Information sur Internet : de l’utopie vers la dystopie ?

Alors qu’il était vice-président des Etats-Unis, Al Gore déclarait lors d’un discours à Minneapolis à propos d’Internet qu’il s’agirait d’un « moyen d’approfondir et d’enrichir nos valeurs universelles les plus anciennes et les plus prisées : relèvement du niveau de vie et du taux d’alphabétisation, progrès de la démocratie, de la liberté et de l’épanouissement personnel ».

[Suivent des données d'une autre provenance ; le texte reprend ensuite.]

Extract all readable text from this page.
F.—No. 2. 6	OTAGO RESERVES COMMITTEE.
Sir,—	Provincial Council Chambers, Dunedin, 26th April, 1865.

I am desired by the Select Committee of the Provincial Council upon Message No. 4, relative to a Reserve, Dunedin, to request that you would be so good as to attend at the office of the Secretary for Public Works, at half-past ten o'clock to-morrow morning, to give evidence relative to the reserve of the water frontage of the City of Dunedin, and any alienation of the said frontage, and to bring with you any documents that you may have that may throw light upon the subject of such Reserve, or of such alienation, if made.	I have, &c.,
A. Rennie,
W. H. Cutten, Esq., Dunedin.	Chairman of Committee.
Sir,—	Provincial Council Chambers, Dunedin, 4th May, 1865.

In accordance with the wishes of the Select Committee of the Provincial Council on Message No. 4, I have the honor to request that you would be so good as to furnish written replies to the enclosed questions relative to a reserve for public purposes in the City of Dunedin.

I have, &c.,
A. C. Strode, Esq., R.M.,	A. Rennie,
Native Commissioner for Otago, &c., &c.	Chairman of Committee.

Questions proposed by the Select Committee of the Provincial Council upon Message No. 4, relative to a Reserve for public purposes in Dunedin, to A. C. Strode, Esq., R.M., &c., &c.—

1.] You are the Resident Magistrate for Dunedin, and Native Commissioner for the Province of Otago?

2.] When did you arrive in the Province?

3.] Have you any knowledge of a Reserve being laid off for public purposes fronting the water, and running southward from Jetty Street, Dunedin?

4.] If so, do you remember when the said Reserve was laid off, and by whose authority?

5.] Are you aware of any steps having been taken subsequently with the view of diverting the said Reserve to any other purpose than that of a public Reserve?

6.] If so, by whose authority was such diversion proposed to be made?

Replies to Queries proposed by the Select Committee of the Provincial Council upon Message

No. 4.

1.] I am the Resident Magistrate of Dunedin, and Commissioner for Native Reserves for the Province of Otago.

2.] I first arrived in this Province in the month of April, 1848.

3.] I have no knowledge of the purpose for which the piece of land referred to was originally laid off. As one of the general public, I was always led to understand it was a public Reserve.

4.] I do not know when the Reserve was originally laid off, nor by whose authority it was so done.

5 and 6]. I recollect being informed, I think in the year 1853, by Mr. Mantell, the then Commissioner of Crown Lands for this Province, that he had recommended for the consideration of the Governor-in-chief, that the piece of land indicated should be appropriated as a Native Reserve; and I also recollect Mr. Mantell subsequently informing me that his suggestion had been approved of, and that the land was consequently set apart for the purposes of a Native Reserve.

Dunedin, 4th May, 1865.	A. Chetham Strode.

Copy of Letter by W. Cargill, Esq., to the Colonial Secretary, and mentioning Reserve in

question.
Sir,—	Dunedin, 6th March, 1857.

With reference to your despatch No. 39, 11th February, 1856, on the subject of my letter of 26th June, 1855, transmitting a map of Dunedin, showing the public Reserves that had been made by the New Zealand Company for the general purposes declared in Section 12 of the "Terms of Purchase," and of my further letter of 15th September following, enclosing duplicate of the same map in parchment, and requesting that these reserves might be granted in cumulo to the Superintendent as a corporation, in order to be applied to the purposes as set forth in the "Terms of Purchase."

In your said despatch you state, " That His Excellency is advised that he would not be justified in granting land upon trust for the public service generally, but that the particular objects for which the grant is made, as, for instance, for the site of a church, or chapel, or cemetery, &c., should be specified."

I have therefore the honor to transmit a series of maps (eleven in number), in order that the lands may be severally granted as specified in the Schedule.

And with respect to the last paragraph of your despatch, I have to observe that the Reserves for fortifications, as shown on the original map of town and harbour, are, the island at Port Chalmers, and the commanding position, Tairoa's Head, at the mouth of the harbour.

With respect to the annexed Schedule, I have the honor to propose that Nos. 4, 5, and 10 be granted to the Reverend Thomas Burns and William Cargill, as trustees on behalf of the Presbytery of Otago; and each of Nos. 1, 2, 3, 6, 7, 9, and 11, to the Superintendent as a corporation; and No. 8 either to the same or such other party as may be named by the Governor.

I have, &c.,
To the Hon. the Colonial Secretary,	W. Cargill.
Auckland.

Si cette déclaration peut aujourd’hui, en 2017, prêter à un certain cynisme, il faut la replacer dans son contexte. Nous sommes en 1998, l’Internet grand public que nous connaissons aujourd’hui n’en est encore qu’à un stade embryonnaire et porte en lui les espoirs de la création d’une « société du savoir », où informations et connaissances peuvent se diffuser librement aux quatre coins du globe.

Cette vision optimiste n’est pas étonnante : le progrès technologique a toujours été à la base de l’évolution des sociétés. La mécanisation apparue avec la machine à vapeur lors de la première révolution industrielle au XVIIIème siècle puis la découverte de nouvelles sources d’énergie ont permis la transition vers les sociétés dans lesquelles nous vivons aujourd’hui, profitant d’un niveau de vie sans précédent.

Mais cette vision optimiste s’explique d’autant plus par le fait que le progrès technologique s’appuie sur la recherche scientifique. La recherche scientifique a pour objectif l’explication et la compréhension de phénomènes réels à travers une méthodologie précise et objective : démarche hypothético-déductive, principe de réfutabilité, existence de communautés scientifiques autours de grands paradigmes. Les fondements même de la science sont démocratiques puisque la démarche scientifique repose sur le partage et la discussion des résultats obtenus à travers cette méthodologie, ainsi que l’ouverture à la critique de ces résultats s’ils venaient à ne pas être le produit de la méthodologie scientifique ou à être en contradiction avec le réel … Selon Al Gore, Internet devait alors être le fruit de la science qui allait servir de catalyseur vers une société plus scientifique et donc mieux éduquée, plus ouverte au progrès et plus innovante.

Pourtant, vingt ans après cette déclaration, le constat est amer et ce pour deux raisons.

La première vient de la science et de sa place dans la société aujourd’hui. On observe une défiance grandissante envers la science et les scientifiques. Cela se traduit par la remise en question de vérités scientifiques clairement établies et qui semblaient acquises : l’existence du réchauffement climatique, ou l’importance des vaccins dans l’éradication de certaines maladies qui étaient encore source d’une mortalité élevée au sein des populations il y a quelques décennies.

Il suffit de voir la position des Etats-Unis concernant les Accords de Paris, ou les réactions en France qui ont suivies l’annonce par la Ministre de la Santé Agnès Buzyn concernant les 11 vaccins obligatoires à partir de 2018 pour s’en convaincre.

Mais il est intéressant de constater que ces contestations ne proviennent pas de la sphère scientifique ! Elles trouvent leurs origines dans de petites communautés qui jouent sur la peur (comme c’est le cas des opposants aux vaccins, les AntiVax, qui trouvent un lien de causalité entre vaccin et autisme) ou sur la complexité d’une situation pour en générer de la confusion (les climato-sceptiques jouant sur l’existence de cycles climatiques ou l’origine humaine du réchauffement climatique pour remettre en question une littérature scientifique qui s’accorde à 97% sur l’existence du phénomène).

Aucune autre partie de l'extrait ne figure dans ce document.